Order management systems are computer software and/or hardware system implemented by a number of industries to facilitate order entry and processing. Companies, such as catalog companies and those utilizing electronic commerce, use order management systems to receive, process and fulfill customer orders. An order management system makes possible the entering of an order via a website shopping care or data entry system. The system typically captures customer proprietary information and/or account level information for each order. Credit verification or payment processing may then be performed to check for available funds and validate the transaction. Valid orders are processed for warehouse fulfillment, including, picking, packing and shipping of the ordered goods or services.
Business processes are typically modeled by business architects/analysts. A business process may model message exchanges with different systems in a web services environment. The business architects/analysts then provide an information technology (“IT”) designer with the model. The IT designer uses an orchestration language, such as business process execution language (“BPEL”), to code the business process. BPEL processes are typically created in a BPEL editor and a deployed BPEL process is invoked. Because the IT designer and business architects/analysts generally have different skill sets (i.e., the business architects/analysts are familiar with the business process being modeled and the IT designer is familiar with the orchestration language but not the business process), the resulting BPEL process developed by the IT designer may not work as the business architects/analysts imagined. Accordingly, there may be a wide divide between the originally conceived business process model and the implemented model.
Furthermore, BPEL processes are long running (very often active beyond six months), and in almost all cases, they interact with multiple external systems. The interactions with multiple systems are separated by both time (i.e., the interactions are asynchronous) and space (i.e., each interaction is associated with a particular step in the business process flow). Since processing is done by various components that are asynchronous, distributed and self-focused (i.e., loosely coupled), a system that implements deployed BPEL processes cannot employ traditional transaction processing concepts (i.e., “ACID”: Atomic; Consistency; Isolation; and Durability) that involve a commit transaction or a rollback transaction. The system cannot commit or rollback the interactions because the external fulfillment systems may have already committed parts of a transaction. In simple terms, a well defined transaction boundary for the fulfillment systems does not exist.

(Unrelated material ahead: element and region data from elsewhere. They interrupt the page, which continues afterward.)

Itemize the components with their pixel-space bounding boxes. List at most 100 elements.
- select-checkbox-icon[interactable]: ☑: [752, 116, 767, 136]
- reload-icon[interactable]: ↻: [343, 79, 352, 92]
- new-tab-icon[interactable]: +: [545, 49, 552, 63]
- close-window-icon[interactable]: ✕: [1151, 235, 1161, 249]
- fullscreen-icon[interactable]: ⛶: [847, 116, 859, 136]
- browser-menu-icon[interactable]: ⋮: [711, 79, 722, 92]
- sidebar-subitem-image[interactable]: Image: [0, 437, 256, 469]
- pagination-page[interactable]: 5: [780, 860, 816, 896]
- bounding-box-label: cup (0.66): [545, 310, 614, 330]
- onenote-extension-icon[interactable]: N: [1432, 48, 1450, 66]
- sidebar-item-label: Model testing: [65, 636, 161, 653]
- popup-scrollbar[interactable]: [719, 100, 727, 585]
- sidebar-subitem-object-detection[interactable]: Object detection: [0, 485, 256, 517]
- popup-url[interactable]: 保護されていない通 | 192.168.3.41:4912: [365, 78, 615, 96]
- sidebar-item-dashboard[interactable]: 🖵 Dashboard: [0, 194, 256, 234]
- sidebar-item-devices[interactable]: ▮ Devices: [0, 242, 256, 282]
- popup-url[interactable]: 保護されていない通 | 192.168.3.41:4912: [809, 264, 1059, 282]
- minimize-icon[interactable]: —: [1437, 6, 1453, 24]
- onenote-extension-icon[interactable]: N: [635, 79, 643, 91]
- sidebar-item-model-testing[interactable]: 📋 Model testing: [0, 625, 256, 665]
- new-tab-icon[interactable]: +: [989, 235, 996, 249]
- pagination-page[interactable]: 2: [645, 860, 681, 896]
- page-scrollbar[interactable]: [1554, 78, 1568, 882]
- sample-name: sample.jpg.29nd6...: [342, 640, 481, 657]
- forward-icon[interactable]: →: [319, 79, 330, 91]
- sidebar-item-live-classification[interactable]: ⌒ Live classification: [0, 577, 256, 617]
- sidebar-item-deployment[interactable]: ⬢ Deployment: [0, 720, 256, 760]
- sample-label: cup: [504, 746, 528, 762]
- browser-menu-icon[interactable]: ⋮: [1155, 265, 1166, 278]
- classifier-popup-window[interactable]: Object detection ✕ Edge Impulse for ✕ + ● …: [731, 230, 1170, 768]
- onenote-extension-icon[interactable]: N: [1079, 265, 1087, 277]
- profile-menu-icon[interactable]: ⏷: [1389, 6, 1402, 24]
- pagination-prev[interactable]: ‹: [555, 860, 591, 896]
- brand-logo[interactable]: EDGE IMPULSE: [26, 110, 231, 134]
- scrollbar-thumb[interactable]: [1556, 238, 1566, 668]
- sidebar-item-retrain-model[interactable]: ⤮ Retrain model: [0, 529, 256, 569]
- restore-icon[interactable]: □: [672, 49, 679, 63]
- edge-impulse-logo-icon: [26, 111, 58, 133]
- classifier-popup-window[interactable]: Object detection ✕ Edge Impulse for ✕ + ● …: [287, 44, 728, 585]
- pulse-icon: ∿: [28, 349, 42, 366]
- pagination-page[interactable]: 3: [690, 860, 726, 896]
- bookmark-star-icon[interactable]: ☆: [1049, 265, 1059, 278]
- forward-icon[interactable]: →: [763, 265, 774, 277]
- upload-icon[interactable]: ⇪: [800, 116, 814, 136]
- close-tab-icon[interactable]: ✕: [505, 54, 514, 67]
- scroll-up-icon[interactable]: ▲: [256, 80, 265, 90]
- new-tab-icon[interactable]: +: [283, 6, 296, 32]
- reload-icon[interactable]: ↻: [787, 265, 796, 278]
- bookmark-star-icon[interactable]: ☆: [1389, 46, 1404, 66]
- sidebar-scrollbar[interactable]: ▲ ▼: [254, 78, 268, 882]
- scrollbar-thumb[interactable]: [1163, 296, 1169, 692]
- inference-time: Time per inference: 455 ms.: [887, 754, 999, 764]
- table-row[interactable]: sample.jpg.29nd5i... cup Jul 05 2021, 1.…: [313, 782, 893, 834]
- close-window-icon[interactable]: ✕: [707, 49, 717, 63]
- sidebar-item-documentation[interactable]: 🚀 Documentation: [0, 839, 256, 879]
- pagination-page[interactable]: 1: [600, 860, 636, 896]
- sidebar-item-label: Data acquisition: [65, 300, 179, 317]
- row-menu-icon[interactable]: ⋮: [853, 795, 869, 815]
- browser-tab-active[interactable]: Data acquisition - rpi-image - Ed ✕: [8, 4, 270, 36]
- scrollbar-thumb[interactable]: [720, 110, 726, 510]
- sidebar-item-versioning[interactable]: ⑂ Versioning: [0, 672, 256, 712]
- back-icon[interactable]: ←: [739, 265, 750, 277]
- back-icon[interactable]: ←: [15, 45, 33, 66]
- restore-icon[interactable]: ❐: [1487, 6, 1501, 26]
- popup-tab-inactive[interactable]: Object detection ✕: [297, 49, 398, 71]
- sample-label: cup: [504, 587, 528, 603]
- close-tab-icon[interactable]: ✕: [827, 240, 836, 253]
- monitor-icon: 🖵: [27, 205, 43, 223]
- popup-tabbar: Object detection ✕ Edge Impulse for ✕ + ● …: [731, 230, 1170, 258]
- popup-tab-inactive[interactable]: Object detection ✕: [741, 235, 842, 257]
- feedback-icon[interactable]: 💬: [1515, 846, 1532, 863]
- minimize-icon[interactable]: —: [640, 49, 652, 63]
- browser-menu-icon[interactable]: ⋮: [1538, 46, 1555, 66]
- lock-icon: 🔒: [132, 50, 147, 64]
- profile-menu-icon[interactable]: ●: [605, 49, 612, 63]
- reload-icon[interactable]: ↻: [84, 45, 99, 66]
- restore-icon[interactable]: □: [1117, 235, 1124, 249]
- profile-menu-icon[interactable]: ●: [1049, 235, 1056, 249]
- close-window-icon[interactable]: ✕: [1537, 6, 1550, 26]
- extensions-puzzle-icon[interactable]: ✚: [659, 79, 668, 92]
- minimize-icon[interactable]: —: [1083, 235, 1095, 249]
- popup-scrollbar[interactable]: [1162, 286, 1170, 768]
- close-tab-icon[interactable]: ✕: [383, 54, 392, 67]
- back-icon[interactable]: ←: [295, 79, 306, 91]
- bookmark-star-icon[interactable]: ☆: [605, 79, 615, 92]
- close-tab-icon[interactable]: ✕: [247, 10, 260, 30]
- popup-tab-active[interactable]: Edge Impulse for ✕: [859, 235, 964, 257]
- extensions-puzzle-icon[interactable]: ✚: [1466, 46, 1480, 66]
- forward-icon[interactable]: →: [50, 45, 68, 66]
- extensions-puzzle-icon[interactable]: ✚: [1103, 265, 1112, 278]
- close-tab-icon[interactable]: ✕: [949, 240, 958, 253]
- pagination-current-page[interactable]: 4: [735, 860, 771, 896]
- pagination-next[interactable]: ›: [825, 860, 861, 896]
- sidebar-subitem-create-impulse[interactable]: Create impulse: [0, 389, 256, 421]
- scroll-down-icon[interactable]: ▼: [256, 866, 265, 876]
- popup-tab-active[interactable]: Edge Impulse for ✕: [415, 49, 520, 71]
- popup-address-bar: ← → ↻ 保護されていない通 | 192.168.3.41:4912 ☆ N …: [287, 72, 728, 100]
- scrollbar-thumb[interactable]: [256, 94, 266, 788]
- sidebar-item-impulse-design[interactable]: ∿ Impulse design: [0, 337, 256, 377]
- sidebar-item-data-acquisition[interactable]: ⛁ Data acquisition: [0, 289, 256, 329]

For example, consider a business scenario when an order is submitted to a system for fulfillment, and the order is in the middle of processing. When the system receives a request to modify the order, a system administrator must perform significant manual work to make the proper adjustments to the ongoing fulfillment process in order to reflect the modifications in the order. Further compounding the problem, if the administrator is slow to respond to a change request, in that lag time, the fulfillment processes can continue to process based on the original order. This further processing may also need to be changed, or undone, once the administrator finally is able to modify the order.
Furthermore, change requests on long running orders typically require adjustment only on parts of the order. However, there is currently no way to selectively adjust a portion of an order in an efficient and automatic manner.